We also visited Panjpir madrassa, which controls a network of seminaries across Khyber Pakhtunkhwa.

Boys study at Jami Gasmia, a militant madrassa where boys as young as 6 years old rise at 4.30am six days a week to recite and learn the Koran. They do this until 10pm. Photo / Angela Catlin
Boys study at Jami Gasmia, a militant
madrassa where boys as young as 6 years old rise at 4.30am six days a
week to recite and learn the Koran. They do this until 10pm. Photo /
Angela Catlin

Panjpir is where Maulana Fazlullah, the leader of the
Tehrik-i-Taliban Pakistan (TTP), received religious education.

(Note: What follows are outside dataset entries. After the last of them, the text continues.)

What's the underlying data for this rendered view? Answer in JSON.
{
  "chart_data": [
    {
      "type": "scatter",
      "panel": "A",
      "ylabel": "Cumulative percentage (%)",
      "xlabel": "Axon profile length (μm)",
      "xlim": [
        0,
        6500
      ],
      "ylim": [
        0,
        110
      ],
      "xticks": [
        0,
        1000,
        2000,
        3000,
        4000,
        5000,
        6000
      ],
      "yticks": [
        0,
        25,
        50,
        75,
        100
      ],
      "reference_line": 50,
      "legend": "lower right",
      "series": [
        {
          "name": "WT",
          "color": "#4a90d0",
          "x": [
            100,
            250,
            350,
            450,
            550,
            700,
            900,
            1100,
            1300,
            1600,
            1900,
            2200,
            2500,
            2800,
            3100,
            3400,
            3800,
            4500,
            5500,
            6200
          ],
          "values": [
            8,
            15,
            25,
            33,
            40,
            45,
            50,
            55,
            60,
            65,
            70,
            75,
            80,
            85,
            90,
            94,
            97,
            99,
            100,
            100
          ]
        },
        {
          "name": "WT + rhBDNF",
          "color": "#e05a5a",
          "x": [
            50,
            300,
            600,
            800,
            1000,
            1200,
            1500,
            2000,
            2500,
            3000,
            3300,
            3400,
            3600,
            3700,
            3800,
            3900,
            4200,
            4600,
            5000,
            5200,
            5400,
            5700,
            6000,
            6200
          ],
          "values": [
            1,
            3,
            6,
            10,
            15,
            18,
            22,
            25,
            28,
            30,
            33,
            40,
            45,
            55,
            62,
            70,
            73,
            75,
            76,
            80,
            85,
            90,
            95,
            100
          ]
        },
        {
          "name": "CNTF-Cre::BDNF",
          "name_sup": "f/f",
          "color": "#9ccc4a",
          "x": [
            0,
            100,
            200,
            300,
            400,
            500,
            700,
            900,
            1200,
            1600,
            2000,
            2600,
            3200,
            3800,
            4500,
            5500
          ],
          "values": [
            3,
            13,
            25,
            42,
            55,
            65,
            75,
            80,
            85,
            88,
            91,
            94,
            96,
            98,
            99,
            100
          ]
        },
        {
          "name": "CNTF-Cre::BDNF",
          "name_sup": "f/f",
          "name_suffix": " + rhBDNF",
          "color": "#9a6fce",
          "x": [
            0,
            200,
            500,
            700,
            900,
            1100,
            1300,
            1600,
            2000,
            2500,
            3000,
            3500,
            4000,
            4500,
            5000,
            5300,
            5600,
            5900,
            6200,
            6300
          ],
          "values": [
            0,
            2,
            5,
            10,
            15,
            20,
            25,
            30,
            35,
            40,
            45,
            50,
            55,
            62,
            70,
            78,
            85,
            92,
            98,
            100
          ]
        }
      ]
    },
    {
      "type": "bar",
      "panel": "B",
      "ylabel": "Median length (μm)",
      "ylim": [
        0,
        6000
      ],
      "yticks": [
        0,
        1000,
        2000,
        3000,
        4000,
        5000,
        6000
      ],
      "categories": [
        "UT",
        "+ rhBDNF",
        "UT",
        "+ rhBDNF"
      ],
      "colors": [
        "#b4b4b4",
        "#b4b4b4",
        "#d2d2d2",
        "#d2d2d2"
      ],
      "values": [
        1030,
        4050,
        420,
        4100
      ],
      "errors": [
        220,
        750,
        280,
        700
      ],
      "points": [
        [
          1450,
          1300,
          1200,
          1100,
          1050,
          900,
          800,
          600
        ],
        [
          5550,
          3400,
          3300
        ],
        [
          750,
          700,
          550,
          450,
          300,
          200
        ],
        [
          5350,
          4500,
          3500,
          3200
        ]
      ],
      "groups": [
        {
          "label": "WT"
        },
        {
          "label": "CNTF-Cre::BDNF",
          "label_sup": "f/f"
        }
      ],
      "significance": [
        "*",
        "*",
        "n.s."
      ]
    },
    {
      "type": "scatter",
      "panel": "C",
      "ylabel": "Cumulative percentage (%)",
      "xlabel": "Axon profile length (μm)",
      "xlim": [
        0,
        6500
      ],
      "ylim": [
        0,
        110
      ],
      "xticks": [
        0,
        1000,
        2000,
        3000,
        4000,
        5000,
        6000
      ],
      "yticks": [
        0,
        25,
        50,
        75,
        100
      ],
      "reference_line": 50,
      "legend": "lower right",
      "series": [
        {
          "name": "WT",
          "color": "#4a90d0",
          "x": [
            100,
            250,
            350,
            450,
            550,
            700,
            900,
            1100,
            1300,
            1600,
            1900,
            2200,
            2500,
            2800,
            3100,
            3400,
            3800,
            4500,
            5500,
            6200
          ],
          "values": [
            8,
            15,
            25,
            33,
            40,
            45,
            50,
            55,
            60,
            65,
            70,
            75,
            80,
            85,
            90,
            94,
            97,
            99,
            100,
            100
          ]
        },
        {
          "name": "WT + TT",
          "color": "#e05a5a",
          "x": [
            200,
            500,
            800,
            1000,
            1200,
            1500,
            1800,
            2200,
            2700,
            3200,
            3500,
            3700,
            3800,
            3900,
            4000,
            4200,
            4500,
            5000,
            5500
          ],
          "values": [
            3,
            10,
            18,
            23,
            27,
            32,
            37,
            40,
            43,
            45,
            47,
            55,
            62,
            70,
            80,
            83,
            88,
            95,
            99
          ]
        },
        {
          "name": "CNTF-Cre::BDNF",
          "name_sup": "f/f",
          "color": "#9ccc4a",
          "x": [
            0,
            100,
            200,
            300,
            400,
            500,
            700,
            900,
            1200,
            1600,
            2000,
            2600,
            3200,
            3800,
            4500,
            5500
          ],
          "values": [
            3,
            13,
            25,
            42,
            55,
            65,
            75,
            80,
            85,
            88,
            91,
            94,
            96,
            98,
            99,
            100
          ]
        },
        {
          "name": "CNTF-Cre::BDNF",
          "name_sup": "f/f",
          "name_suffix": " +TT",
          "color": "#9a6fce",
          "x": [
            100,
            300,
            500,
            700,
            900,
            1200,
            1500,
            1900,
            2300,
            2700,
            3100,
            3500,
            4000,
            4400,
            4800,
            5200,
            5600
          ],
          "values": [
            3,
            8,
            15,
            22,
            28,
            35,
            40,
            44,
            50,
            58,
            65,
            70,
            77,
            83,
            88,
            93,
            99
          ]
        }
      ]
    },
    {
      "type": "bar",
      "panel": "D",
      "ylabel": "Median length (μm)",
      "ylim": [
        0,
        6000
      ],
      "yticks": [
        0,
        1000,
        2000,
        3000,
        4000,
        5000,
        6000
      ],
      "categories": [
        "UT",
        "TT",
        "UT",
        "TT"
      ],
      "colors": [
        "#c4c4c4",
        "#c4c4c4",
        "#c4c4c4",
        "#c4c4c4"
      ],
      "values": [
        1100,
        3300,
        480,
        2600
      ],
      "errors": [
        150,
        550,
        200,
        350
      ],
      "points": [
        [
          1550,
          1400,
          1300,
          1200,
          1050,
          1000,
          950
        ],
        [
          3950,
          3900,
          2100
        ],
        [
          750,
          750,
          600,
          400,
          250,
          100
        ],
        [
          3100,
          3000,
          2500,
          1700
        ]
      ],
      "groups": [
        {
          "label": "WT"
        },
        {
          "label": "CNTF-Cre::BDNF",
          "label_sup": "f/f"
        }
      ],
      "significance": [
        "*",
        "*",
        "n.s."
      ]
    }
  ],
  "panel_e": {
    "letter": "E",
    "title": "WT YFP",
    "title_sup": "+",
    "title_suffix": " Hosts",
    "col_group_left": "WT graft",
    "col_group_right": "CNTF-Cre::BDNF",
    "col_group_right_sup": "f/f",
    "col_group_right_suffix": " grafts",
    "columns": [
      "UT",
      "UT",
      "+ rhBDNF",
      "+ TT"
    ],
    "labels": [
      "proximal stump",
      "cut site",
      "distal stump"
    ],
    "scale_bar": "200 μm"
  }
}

He is the
man who ordered the shooting of Malala and the attack on the school in
Peshawar.
We were given a short tour and obtain some official newsletters which Gulalai later translates.
She
says: “Although TTP claimed responsibility for the Army Public School
attack the [Panjpir] newsletter says the Taliban and Pakistan Army are
all one people, and that external factors and agencies are trying to
create an internal conflict within Pakistan by portraying the Taliban as
the enemies of Pakistan.”
Gulalai says this newsletter is a very clear apologist stance for the Taliban.
“The
narrative of this madrassa is to take the responsibility away from the
Taliban and blame other countries such as Israel and India. There is
also an article on blasphemy saying that if someone says something
against the Prophet then they should be killed … so again this is a
very militant perspective instead of talking about tolerance and leaving
alleged offences to the rule of law. They are telling people it is OK
to kill someone involved in blasphemy or other religious offences.”
After finishing translating, Gulalai says the fight for Pakistan will continue, no matter what the threat.